Fred Hughes

Personal information
- Full name: Frederick Hughes
- Born: 30 September 1912 Llanelli, Carmarthenshire, Wales
- Died: 19 January 1976 (aged 63)

Playing information

Rugby union
Club
| Years | Team | Pld | T | G | FG | P |
| ≤1945–≤45 | Llanelli RFC |  |  |  |  |  |
| ≤1945–≤45 | Swansea RFC |  |  |  |  |  |
| ≤1945–≤45 | Cheltenham RFC |  |  |  |  |  |
|  | Total | 0 | 0 | 0 | 0 | 0 |

Rugby league
- Position: Prop
Club
| Years | Team | Pld | T | G | FG | P |
| 1936–46 | Barrow |  |  |  |  |  |
| 1946–50 | Workington Town |  |  |  |  |  |
| 1950–≥50 | Liverpool Stanley |  |  |  |  |  |
|  | Total | 0 | 0 | 0 | 0 | 0 |
Representative
| Years | Team | Pld | T | G | FG | P |
| 1945–46 | Wales | 3 |  |  |  |  |
| ≤1946 | Great Britain | 0 |  |  |  |  |
- Source:

= Fred Hughes (rugby) =

GB & Wales international rugby league & union footballer

Frederick Hughes (30 September 1912 – 19 January 1976) was a Welsh rugby union and professional rugby league footballer who played in the 1940s.
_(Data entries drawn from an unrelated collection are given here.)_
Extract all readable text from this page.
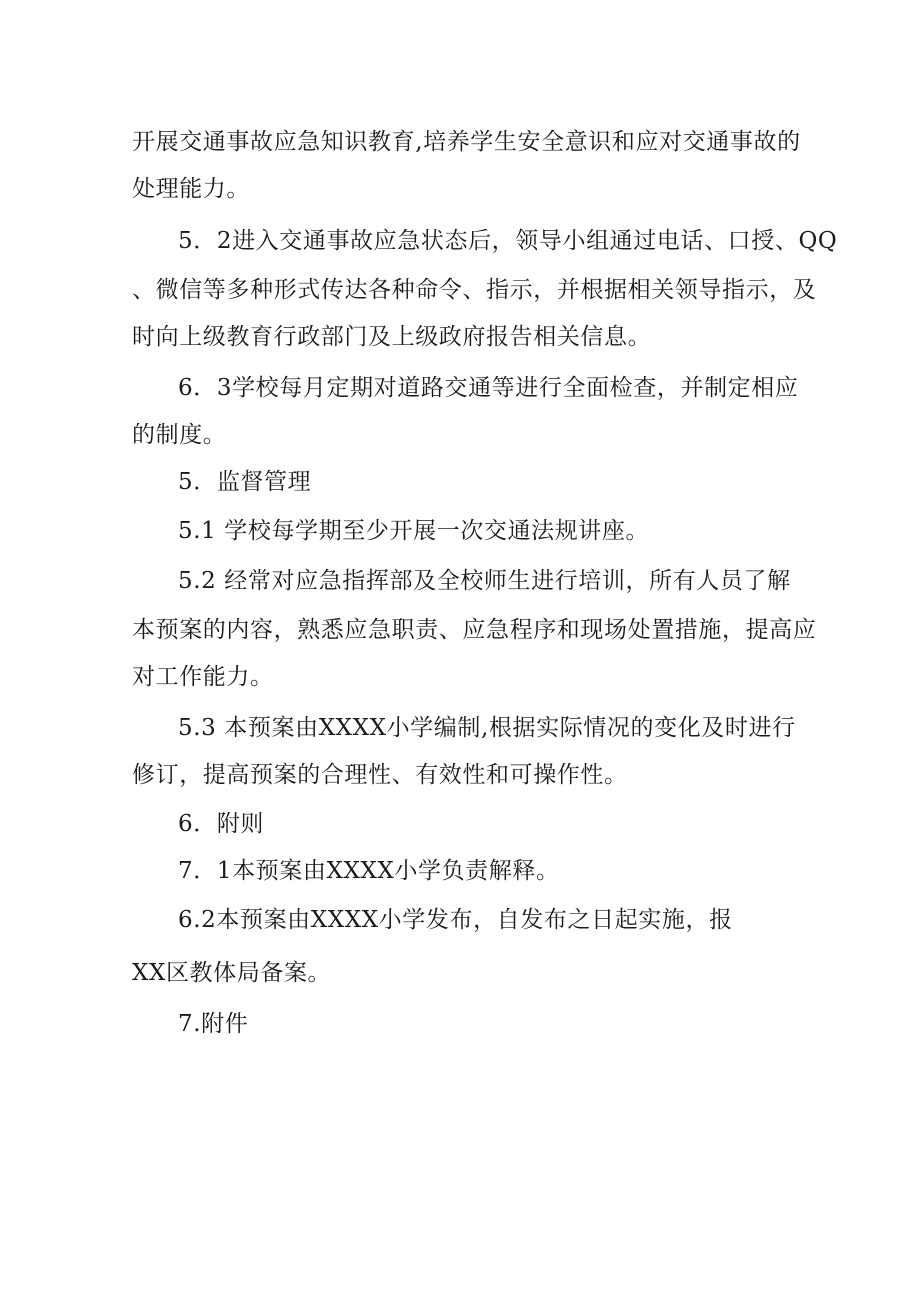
开展交通事故应急知识教育,培养学生安全意识和应对交通事故的
处理能力。
5．2进入交通事故应急状态后，领导小组通过电话、口授、QQ
、微信等多种形式传达各种命令、指示，并根据相关领导指示，及
时向上级教育行政部门及上级政府报告相关信息。
6．3学校每月定期对道路交通等进行全面检查，并制定相应
的制度。
5．监督管理
5.1 学校每学期至少开展一次交通法规讲座。
5.2 经常对应急指挥部及全校师生进行培训，所有人员了解
本预案的内容，熟悉应急职责、应急程序和现场处置措施，提高应
对工作能力。
5.3 本预案由XXXX小学编制,根据实际情况的变化及时进行
修订，提高预案的合理性、有效性和可操作性。
6．附则
7．1本预案由XXXX小学负责解释。
6.2本预案由XXXX小学发布，自发布之日起实施，报
XX区教体局备案。
7.附件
He played club level rugby union for Llanelli RFC, Swansea RFC and Cheltenham RFC, and representative level rugby league for Wales, and Great Britain (non-Tests) and at club level for Barrow, Workington Town and Liverpool Stanley, as a .

==Background==
Fred Hughes was born in Llanelli, Wales, and he was the father of the association footballer of the 1960s, 1970s and 1980s for England and Liverpool; Emlyn Hughes.

==Rugby league career==
===Club career===
Hughes switched from rugby union to rugby league in 1936, joining Barrow. In January 1946, he was transferred to Workington Town. In 1950, he was signed by Liverpool Stanley.

===International honours===
Fred Hughes won three caps for Wales in 1945–1946 while at Barrow and Workington Town. He was also a part of the 1946 'Indomitables' tour, but did not win any caps for Great Britain.